Elastic data tiering strategy: Optimizing for a resilient and efficient implementation

Orange_tier_staircase.jpg

At Elastic, most of our successful customer implementations begin with a single use case aimed at addressing specific business requirements. Elastic is often initially adopted because developers appreciate the features it offers. However, because of its flexibility and customizability, customers tend to expand their adoption to address various needs, such as logging and application performance monitoring, SIEM and security operations, and even more complex search use cases utilizing the data already available in Elastic.

In today's IT environment, merely storing data (logs, traces, metrics, and documents) is insufficient. Organizations need a solution that enables their teams to access and utilize this data quickly and effectively. Efficiency is key in data management, as every bit of stored data incurs costs for hardware, licensing, maintenance, and management. 
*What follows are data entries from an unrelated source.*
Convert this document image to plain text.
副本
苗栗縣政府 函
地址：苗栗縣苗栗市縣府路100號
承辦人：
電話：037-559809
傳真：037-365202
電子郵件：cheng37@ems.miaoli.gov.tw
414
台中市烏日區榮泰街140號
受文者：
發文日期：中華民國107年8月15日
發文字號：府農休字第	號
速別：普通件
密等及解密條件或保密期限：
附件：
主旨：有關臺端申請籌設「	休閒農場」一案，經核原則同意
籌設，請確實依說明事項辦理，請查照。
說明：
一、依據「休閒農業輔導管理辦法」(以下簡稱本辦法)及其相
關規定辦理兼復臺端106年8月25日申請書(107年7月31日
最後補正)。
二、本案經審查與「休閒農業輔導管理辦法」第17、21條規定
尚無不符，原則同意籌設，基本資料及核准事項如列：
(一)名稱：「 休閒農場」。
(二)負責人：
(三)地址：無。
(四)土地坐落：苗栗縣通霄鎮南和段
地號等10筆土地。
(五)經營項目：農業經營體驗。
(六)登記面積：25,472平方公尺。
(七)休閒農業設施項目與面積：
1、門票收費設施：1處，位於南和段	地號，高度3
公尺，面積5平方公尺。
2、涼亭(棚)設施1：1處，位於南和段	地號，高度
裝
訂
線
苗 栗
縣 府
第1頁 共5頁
In this blog, we’ll break down how organizations with large amounts of data can optimize how it is stored across different tiers to gain cost savings and derive more value from their data.

The challenge: Efficient and scalable data management

Organizations love Elastic for its speed, scalability, customizability, and functionality. Because of this, they often find new use cases for Elastic. This becomes a challenge when large amounts of data are ingested without considering how the data is stored, managed, and used, which can lead to bottlenecks in data management. As data grows, their current setups struggle to handle new needs, reaching the limits of their hardware and licenses.

If your organization is experiencing these issues, the solution is more manageable than you might expect.

The solution: A business-driven data strategy

The way to overcome this challenge is by defining a data strategy that aligns with your business objectives. Instead of collecting and retaining data based on arbitrary requirements, ask yourself the following questions:

  1. What data needs to be collected to drive a business objective?

  2. How often is this data used?

  3. Is there an expiry date after which this data is no longer valuable?

  4. Are there compliance requirements for this data?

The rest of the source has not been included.